Euforia politik pun terus berlangsung ditandai dengan berdirinya partai-partai
baru. Para mantan aktivis dakwah kampus generasi pertama dan juga para
intelektual lulusan Timur Tengah yang selama ini juga aktif dunia dakwah pun
mencoba memanfaatkan situasi yang sedang berkembang. Akhirnya melalui sebuah
proses panjang, para penggiat dakwah ini pun mendeklarasikan sebuah partai
politik yang diberi nama Partai Keadilan (PK), yang dideklarasikan pada hari
Ahad 15 Rabi’ul Tsani 1419 Hijriah yang bertepatan dengan 19 Agustus 1998,
walaupun sebenarnya PK didirikan pada 20 Juli 1998 dalam sebuah konferensi pers
di Aula Masjid Al-Azhar, Kemayoran Baru, Jakarta. Presiden (ketua) pertama
partai ini adalah Nurmahmudi Isma’il. Karena terganjal Electoral Treshold tersebut PK mengubah namanya menjadi Partai
Keadilan Sejahtera (PKS), setelah sebelumnya harus memenuhi
persyaratan-persyaratan yang telah ditentukan oleh Komisi Pemilihan Umum (KPU),
Pendeklarasian PKS ini dilakukan di lapangan Monas Jakarta pada Ahad 18 Shafar
1424 Hijriah yang bertepatan dengan 20 April 2003. Ideologi Partai Keadilan
Sejahtera berasal dari pemikiran Ikhwanul Muslimin yang memandang Islam sebagai
agama sekaligus negara yang menolak gagasan sekularisme. Islam dipandang
sebagai ajaran yang mengandung keseluruhan aturan hidup yang harus diwujudkan
dalam masyarakat dengan melakukan jihad sebagai bentuk perjuangan untuk merubah
situasi yang dipandang belum Islami menjadi Islami.[18]
2.
Partai Bulan Bintang
(PBB)
Partai Bulan Bintang (PBB) adalah sebuah
partai politik Indonesia yang berasaskan Islam berdiri pada tanggal 17 Juli
1998 di Jakarta dan dideklarasikan pada hari Jumat tanggal 26 Juli 1998 di
halaman Masjid Al-Azhar Kemayoran Baru Jakarta.
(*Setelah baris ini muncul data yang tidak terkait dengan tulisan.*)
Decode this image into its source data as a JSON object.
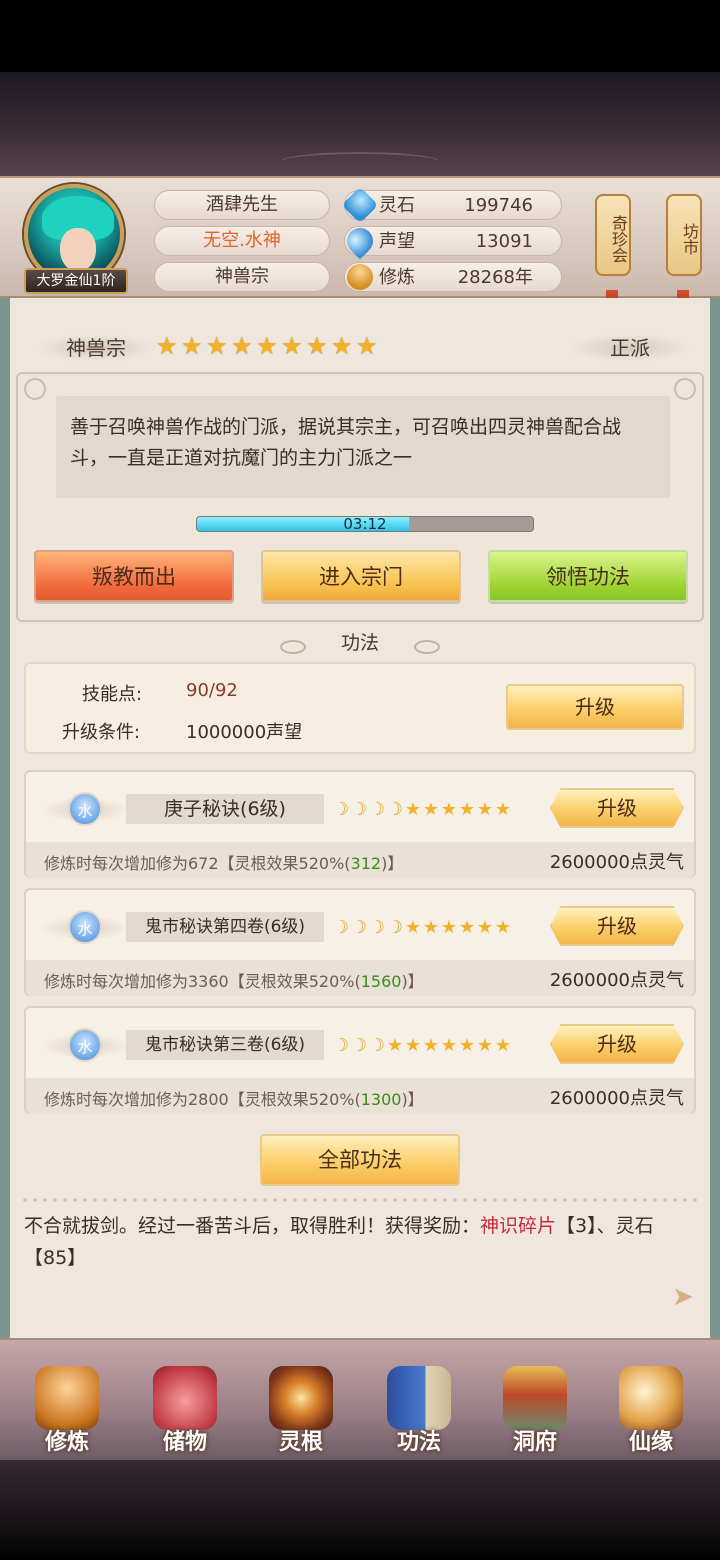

Partai Bulan Bintang didirikan
dan didukung oleh ormas-ormas Islam tingkat Nasional yaitu Dewan Dakwah
Islamiyah Indonesia (DDII), Ikatan Cendikiawan Muslim Indonesia (ICMI), Badan
Koordinasi dan Silahturahmi Pondok Pesantren Indonesia (BKSPPI), Forum Ukhuwah
Islmaiyah (FUI), dan ormas-ormas Islam lainnya. Pada awal berdirinya PBB
diketuai oleh Prof.DR.Yusril Ihza Mahendra,SH,MSc tokoh reformasi yang menjadi
arsitek berhentinya Soeharto dari jabatan Presiden RI ketika reformasi bergulir
dan juga sebagai tokoh yang mempelopori Amandemen Konstitusi Pasca reformasi
ditengah tuntutan Federalisme dari berbagai tokoh reformasi ketika itu dan
pernah pula menjadi Menteri Hukum dan Hak Asasi Manusia dan Menteri Sekretaris
Negara. Visi PBB yaitu Terwujudnya kehidupan masyarakat Indonesia yang Islami,
Misi PBB yaitu Membangun masyarakat dan bangsa Indonesia yang maju, mandiri
berkepribadian tinggi, cerdas, berkeadilan, demokratis dan turut menciptakan
perdamaian dunia berdasarkan nilai-nilai Islam.[19]
3.
Partai Persatuan
Pembangunan (PPP)
Partai Persatuan Pembangunan (PPP) lahir
dalam suatu masa ketika kebebasan berserikat dan berkumpul terdistorsi secara
sistemik oleh kekuasaan Orde Baru. Ketika PPP lahir, jangkar otoritarianisme
dan korporatisme negara begitu kuat mencengkram setiap organisasi politik dan
organisasi massa. PPP adalah cerminan persatuan melalui penggabungan atau fusi
dari empat partai politik Islam peserta pemilu 1971, yaitu Partai Nahdlatul
Ulama (NU), Partai Syarikat Islam Indonesia (PSII), Partai Islam Persatuan Tarbiyah
Islamiyah (Perti), dan Partai Muslimin Indonesia (Parmusi). Partai Persatuan
Pembangunan (PPP) didirikan tanggal 5 Januari 1973, sebagai hasil fusi politik
empat partai Islam. Fusi ini menjadi simbol kekuatan PPP, yaitu partai yang
mampu mempersatukan berbagai faksi dan kelompok dalam Islam. Untuk itu wajar
jika PPP kini memproklamirkan diri sebagai “Rumah Besar Umat Islam”. Ketua Umum
DPP PPP yang pertama adalah H.Mohammad Syafaat Mintaredja, SH yang menjabat
sejak tanggal 5 Januari 1973 sampai tahun 1978. PPP merupakan partai Islam yang
memiliki perjalanan panjang. Partai yang resminya berideologi “Islam” (Pasal 2
AD PPP).[20]
4.
Partai Kebangkitan
Bangsa (PKB)
Kondisi perpolitikan yang tidak kondusif
berakhir ketika rezim otoriter Orde Baru tumbang dan beralih ke era Reformasi,
dimana setiap kelompok dan juga individu memiliki kebebasan dalam berpolitik
dan kondisi seperti inilah yang telah mendorong NU untuk membentuk partai baru
yaitu Partai Kebangkitan Bangsa (PKB) yang bisa mewadahi dan menampung aspirasi
kelompok Islam Tradisional. Partai baru itu dideklarasikan pada 23 Juli 1998 di
rumah Gus Dur di Ciganjur, Jakarta dengan nama Partai Kebangkitan Bangsa (PKB).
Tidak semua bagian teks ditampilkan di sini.